The move comes more than one year after the country’s Securities Commission (SC) announced that it will facilitate the introduction of L&I ETFs to investors.
The consultation paper (PDF) outlines conditions for trading in L&I ETFs. Bursa Malaysia proposes that those investing in such products should only include sophisticated investors.
“There are risks associated with L&I ETFs, rendering them unsuitable for long-term investment. Hence, the qualifying criteria are aimed at confining the trading of L&I ETFs to sophisticated investors only, or investors who have relevant trading exposure,” the consultation said.

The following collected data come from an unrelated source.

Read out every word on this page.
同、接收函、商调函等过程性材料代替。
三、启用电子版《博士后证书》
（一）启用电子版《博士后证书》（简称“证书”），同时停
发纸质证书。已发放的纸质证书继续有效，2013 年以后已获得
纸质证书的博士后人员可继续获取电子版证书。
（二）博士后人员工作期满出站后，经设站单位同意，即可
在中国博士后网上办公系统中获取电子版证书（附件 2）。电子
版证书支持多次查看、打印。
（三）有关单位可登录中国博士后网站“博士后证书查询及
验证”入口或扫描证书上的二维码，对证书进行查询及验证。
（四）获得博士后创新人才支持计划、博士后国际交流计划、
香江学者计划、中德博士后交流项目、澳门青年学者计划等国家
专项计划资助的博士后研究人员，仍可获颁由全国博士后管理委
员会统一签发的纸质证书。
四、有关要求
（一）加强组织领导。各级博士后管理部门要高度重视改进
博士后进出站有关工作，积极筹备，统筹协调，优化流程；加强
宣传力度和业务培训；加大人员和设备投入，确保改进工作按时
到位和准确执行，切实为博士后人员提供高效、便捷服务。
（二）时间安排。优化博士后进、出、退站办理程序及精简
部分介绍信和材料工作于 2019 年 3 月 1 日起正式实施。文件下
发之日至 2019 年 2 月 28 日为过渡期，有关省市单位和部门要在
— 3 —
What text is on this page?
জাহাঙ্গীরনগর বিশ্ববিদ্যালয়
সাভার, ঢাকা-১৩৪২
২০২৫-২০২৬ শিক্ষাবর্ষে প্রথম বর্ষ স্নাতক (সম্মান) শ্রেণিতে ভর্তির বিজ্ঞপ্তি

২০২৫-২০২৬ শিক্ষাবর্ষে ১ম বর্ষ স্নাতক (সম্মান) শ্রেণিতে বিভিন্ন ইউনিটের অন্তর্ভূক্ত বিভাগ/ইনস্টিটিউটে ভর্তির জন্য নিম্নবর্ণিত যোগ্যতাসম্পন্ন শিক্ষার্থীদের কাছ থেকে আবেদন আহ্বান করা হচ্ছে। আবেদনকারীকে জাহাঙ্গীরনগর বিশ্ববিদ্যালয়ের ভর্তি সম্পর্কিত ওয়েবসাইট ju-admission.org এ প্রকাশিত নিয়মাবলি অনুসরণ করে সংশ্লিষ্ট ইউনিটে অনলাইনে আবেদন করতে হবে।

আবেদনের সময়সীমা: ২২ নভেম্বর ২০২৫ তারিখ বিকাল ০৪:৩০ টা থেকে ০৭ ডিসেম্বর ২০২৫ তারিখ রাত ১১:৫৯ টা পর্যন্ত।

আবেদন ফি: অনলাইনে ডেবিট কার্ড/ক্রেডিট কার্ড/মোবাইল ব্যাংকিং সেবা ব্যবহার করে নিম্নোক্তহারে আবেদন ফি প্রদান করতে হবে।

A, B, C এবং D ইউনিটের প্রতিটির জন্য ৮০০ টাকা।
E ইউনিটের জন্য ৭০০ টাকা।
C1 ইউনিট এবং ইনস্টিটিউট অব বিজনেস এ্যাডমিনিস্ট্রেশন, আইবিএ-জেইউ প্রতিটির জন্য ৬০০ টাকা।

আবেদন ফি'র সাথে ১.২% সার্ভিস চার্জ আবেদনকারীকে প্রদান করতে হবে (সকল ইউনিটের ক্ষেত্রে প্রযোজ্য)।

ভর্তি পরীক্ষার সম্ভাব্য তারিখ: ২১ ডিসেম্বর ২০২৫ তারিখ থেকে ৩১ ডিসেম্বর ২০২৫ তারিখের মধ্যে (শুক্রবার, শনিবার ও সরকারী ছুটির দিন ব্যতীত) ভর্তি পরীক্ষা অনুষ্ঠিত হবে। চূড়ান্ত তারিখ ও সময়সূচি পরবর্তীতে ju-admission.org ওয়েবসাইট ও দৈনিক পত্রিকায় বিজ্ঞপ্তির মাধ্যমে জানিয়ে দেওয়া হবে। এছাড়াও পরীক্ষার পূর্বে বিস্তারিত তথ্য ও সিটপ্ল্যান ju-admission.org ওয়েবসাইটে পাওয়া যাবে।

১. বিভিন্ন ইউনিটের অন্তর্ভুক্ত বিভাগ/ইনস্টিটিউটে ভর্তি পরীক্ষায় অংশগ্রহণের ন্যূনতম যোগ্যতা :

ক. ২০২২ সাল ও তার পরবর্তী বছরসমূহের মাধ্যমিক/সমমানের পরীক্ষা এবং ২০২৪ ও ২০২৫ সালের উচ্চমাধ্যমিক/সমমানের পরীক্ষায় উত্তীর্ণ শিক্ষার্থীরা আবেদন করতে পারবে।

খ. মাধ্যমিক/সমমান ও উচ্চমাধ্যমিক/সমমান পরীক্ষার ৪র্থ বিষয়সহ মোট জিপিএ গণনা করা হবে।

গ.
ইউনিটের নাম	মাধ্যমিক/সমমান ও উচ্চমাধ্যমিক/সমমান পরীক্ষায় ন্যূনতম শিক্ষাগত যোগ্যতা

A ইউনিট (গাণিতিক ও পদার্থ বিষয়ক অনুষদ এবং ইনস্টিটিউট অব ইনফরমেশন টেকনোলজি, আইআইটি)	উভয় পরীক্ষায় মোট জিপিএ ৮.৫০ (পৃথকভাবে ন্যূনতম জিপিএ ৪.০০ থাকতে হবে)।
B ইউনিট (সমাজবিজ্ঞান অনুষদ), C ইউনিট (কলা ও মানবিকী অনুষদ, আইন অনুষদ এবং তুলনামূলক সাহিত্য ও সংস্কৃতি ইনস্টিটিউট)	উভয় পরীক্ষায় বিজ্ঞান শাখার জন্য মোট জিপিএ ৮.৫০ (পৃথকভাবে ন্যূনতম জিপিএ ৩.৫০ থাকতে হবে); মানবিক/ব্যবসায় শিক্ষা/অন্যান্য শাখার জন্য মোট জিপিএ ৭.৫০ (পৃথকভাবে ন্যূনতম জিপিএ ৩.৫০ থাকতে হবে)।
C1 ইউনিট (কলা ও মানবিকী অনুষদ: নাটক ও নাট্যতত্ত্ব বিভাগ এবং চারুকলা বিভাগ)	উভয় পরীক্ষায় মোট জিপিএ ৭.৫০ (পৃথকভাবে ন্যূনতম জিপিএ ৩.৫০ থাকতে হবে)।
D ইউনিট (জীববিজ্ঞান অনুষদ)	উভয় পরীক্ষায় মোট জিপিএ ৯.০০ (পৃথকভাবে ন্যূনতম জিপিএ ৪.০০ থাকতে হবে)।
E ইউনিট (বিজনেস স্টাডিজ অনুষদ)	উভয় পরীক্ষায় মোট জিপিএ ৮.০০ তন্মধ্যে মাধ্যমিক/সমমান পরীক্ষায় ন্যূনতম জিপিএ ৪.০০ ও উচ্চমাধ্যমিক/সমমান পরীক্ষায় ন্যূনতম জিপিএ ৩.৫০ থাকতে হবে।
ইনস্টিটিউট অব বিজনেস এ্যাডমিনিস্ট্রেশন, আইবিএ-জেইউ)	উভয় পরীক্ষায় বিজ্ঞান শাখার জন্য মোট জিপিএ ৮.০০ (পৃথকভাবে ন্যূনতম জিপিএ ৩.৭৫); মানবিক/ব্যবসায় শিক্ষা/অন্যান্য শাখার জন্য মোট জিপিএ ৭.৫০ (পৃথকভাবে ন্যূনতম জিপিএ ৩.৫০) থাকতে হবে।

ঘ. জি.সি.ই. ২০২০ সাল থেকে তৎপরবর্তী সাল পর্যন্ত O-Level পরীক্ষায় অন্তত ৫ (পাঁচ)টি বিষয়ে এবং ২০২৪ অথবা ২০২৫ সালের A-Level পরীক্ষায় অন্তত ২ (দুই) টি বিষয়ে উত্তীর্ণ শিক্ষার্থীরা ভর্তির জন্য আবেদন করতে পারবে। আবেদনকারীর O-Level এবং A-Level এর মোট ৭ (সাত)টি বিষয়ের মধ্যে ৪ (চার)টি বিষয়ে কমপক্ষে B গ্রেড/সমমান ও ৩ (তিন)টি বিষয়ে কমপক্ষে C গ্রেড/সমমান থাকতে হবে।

The consultation also proposes the introduction of other ETFs, such as futures-based ETFs, synthetic ETFs and physically-backed commodity ETFs.
The recommendations are aimed at attracting greater investor participation in ETFs, the bourse said.
Managers have been anticipating the further development of Malaysia’s ETF market. Kuala Lumpur-based Kenanga investors, for example, entered into a strategic partnership with Taipei-based Yuanta Securities Investment Trust in June to develop new types of ETFs, including L&I products, in Malaysia.
Malaysia’s ETF market remains small. There are only 10 ETFs listed on the local bourse, according to data from Bursa Malaysia. These products are managed by four firms: Affin Hwang Asset Management, AmFunds Management, CIMB Principal Asset Management and I-VCap.
Nevertheless, the market is growing. ETF assets in Malaysia increased 55% between the end of 2013 and the end of 2017, Kianhong Tan, Singapore-based senior analyst at research firm Cerulli Associates, said previously.